Open Source

Gemma 4 31B vs Gemma 4 26B-A4B vs Qwen 3.5 27B — 30-question blind eval with Claude Opus 4.6 as judge

In a 30-question blind test judged by Claude Opus 4.6, Qwen 3.5 27B edged out Google's Gemma 4 models despite reliability issues.

Deep Dive

An independent researcher conducted a rigorous 30-question blind evaluation comparing three leading open-weight language models: Qwen 3.5 27B, Google's Gemma 4 31B, and Google's Mixture-of-Experts (MoE) variant Gemma 4 26B-A4B. Claude Opus 4.6 served as the sole judge, scoring each model's response on a 0-10 scale across five categories: code, reasoning, analysis, communication, and meta-alignment. The total cost for the evaluation was $4.50, and the judge maintained a 99.9% parse rate for consistency.

Qwen 3.5 27B emerged with the most wins, taking 14 of 30 matchups (46.7%), but the victory came with a significant caveat. It received three 0.0 scores, which the evaluator attributed to format failures or refusals rather than poor answers. Stripping these failures reveals Qwen's potential, with an adjusted average score of ~9.08, the highest of the trio. It dominated in reasoning (winning 5 of 6 questions) and analysis (4 of 6). Google's Gemma 4 31B won 12 matchups (40%) and excelled in communication, winning 5 of 6 questions. The MoE-based Gemma 4 26B-A4B won only 4 matchups (13.3%) and errored on two questions entirely, though when it worked, its average score matched the dense 31B model.

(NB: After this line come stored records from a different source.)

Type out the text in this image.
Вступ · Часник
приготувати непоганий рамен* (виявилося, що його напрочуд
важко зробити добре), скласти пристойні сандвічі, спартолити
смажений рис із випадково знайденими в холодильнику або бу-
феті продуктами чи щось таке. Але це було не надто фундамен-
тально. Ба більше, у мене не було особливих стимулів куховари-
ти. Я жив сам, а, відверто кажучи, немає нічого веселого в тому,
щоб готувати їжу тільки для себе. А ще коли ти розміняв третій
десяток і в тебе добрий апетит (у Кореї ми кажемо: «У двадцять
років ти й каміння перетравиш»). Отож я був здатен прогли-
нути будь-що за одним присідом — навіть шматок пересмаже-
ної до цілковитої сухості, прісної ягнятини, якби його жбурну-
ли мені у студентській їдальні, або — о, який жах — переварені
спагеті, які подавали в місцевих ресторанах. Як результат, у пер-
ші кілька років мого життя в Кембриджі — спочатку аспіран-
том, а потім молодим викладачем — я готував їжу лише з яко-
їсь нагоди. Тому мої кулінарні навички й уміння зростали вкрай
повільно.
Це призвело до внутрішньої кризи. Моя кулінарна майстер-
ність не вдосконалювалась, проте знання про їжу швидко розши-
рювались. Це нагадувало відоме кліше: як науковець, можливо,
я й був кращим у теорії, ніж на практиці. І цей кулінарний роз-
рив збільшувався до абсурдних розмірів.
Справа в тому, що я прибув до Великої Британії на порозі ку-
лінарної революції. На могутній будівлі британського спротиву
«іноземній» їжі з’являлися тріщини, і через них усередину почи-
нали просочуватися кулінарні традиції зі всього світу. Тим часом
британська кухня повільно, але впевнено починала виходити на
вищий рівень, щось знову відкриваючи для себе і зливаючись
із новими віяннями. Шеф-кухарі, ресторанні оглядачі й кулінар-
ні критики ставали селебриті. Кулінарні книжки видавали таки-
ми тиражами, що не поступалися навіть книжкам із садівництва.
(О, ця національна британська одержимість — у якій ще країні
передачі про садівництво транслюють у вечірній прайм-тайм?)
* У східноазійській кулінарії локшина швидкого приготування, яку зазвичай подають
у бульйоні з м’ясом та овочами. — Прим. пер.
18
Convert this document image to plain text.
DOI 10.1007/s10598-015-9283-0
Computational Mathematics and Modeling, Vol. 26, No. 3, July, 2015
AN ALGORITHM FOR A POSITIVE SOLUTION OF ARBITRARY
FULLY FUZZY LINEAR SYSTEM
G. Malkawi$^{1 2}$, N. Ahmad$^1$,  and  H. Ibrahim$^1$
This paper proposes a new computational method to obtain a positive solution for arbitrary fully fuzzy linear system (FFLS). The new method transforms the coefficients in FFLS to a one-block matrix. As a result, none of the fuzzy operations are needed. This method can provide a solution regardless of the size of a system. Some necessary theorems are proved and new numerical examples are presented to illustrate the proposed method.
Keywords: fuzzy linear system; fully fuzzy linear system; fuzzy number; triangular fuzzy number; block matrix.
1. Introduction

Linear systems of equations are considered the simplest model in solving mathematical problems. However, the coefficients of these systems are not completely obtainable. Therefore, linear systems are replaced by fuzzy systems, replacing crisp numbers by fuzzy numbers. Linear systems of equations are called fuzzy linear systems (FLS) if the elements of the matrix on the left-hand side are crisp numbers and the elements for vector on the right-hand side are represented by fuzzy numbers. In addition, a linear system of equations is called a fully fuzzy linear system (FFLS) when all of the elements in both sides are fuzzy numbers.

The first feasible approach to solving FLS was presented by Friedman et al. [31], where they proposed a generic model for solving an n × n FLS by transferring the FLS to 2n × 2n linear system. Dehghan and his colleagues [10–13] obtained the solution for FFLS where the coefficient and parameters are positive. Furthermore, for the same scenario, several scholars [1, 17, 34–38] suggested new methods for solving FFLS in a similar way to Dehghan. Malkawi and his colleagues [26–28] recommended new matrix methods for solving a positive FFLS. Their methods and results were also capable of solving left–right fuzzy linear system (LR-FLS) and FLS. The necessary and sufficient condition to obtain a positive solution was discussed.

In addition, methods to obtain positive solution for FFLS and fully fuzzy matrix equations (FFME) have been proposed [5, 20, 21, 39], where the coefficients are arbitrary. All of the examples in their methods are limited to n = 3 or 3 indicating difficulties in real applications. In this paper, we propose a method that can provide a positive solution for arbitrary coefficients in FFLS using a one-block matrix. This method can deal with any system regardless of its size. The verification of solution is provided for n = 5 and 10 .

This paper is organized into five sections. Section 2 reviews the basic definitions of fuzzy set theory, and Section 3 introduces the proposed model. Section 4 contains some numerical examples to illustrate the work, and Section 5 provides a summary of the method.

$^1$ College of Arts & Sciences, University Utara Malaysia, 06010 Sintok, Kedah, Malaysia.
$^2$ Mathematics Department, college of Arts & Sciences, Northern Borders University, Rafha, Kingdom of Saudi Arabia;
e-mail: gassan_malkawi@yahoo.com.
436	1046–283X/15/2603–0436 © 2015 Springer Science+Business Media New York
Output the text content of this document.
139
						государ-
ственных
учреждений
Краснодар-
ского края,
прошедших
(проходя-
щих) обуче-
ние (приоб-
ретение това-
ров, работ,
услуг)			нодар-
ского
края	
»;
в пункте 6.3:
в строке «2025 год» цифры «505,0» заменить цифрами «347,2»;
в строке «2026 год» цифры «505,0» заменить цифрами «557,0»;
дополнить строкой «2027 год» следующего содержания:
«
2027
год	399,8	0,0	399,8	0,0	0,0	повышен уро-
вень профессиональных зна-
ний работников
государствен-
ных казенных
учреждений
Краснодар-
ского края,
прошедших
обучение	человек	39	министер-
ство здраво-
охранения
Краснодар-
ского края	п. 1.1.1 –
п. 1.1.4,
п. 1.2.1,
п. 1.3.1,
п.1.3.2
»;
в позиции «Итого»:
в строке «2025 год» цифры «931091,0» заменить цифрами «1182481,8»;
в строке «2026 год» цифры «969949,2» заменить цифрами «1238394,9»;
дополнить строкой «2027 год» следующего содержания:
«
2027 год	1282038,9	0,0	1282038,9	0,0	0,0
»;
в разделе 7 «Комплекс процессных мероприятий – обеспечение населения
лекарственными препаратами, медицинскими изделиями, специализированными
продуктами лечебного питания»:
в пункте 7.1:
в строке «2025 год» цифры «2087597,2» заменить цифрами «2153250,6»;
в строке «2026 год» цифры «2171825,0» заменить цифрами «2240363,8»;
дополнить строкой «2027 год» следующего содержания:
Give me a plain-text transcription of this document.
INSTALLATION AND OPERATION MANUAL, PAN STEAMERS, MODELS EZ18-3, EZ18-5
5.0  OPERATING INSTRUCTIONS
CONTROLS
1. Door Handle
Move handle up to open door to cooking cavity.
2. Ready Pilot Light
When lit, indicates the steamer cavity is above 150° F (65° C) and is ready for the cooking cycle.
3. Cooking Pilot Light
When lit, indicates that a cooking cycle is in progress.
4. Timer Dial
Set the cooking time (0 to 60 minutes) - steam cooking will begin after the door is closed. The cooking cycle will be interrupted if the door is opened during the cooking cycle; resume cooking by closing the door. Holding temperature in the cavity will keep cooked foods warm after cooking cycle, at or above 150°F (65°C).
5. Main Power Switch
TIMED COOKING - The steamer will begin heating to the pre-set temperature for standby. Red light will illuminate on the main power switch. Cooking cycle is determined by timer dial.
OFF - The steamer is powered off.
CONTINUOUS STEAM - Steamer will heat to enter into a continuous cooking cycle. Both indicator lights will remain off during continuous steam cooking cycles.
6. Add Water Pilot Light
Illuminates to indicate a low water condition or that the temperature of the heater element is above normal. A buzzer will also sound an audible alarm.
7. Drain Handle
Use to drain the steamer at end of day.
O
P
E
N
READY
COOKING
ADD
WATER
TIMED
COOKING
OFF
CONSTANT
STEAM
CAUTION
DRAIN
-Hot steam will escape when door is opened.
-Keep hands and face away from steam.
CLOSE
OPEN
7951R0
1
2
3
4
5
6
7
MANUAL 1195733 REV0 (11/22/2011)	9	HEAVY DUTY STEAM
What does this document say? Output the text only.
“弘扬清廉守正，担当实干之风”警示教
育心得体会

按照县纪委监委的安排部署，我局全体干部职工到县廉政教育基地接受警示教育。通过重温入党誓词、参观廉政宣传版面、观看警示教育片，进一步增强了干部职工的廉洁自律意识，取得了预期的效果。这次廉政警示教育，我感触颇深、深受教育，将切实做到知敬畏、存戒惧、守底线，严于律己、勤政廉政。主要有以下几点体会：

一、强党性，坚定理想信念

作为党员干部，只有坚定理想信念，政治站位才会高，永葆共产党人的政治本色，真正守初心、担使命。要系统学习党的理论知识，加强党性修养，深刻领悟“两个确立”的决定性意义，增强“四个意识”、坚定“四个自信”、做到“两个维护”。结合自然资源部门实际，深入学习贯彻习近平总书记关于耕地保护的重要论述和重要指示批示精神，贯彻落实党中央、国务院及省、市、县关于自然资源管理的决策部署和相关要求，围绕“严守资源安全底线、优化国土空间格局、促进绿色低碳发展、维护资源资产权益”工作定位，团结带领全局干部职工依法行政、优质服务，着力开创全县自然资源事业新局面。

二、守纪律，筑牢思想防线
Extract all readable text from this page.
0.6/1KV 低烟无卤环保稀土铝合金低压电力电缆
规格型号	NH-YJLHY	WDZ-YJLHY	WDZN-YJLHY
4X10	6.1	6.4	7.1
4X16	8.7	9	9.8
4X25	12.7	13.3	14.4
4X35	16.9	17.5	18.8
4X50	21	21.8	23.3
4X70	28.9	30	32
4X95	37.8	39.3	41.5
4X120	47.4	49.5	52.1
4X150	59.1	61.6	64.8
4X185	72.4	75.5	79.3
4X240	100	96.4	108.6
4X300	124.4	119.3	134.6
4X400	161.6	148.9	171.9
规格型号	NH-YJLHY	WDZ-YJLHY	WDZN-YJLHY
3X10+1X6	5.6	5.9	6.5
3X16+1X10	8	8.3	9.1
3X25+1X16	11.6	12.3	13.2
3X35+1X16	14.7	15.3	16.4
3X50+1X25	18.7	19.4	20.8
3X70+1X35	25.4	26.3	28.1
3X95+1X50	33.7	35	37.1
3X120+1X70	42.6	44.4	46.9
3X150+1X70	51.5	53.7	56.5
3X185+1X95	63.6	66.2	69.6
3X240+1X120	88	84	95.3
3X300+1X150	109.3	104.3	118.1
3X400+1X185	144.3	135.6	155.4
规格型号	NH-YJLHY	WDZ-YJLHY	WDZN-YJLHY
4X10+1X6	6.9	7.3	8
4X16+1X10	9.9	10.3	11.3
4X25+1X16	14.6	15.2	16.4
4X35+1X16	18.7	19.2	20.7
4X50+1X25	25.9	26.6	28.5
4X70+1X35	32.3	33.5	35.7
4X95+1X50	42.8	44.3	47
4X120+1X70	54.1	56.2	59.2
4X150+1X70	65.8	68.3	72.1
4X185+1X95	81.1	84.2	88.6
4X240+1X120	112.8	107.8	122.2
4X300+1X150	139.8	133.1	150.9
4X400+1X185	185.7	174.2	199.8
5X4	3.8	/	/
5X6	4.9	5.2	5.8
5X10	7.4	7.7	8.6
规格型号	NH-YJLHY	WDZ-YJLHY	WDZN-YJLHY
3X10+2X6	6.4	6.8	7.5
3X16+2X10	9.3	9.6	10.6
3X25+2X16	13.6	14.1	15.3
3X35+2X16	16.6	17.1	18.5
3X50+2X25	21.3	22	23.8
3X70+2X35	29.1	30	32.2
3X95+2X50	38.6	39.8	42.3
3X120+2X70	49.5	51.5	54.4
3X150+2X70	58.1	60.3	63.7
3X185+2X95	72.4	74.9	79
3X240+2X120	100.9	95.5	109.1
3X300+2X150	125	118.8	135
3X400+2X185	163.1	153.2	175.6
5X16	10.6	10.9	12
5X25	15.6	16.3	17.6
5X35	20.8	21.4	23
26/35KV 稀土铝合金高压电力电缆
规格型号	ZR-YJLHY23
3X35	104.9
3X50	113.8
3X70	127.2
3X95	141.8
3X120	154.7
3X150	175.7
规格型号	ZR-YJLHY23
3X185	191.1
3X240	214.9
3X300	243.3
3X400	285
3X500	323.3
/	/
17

The evaluation uncovered notable operational characteristics. Gemma 4 31B exhibited extremely long response times, with some generations taking up to five minutes, suggesting heavy internal chain-of-thought processing that didn't consistently correlate with higher scores. Qwen 3.5 27B was notably more verbose, generating 3-5x more tokens per response on average, incurring a 'verbosity tax' that the judge didn't consistently penalize or reward. The researcher acknowledged methodological limitations, including the small sample size, potential biases from using a single LLM judge, and the use of custom, non-standardized questions. However, the test provides a compelling snapshot of current model capabilities and failure modes in a controlled, blind setting.

Key Points
  • Qwen 3.5 27B won 46.7% of matchups but had a 10% catastrophic failure rate, scoring 0.0 on three questions.
  • When excluding failures, Qwen's adjusted average score of ~9.08 was highest; it dominated reasoning and analysis tasks.
  • Google's Gemma 4 31B won 40% of matchups and excelled in communication, while its MoE variant (26B-A4B) matched its score when it didn't error.

Why It Matters

For developers choosing open models, the trade-off is clear: peak performance (Qwen) versus reliability and speed (Gemma).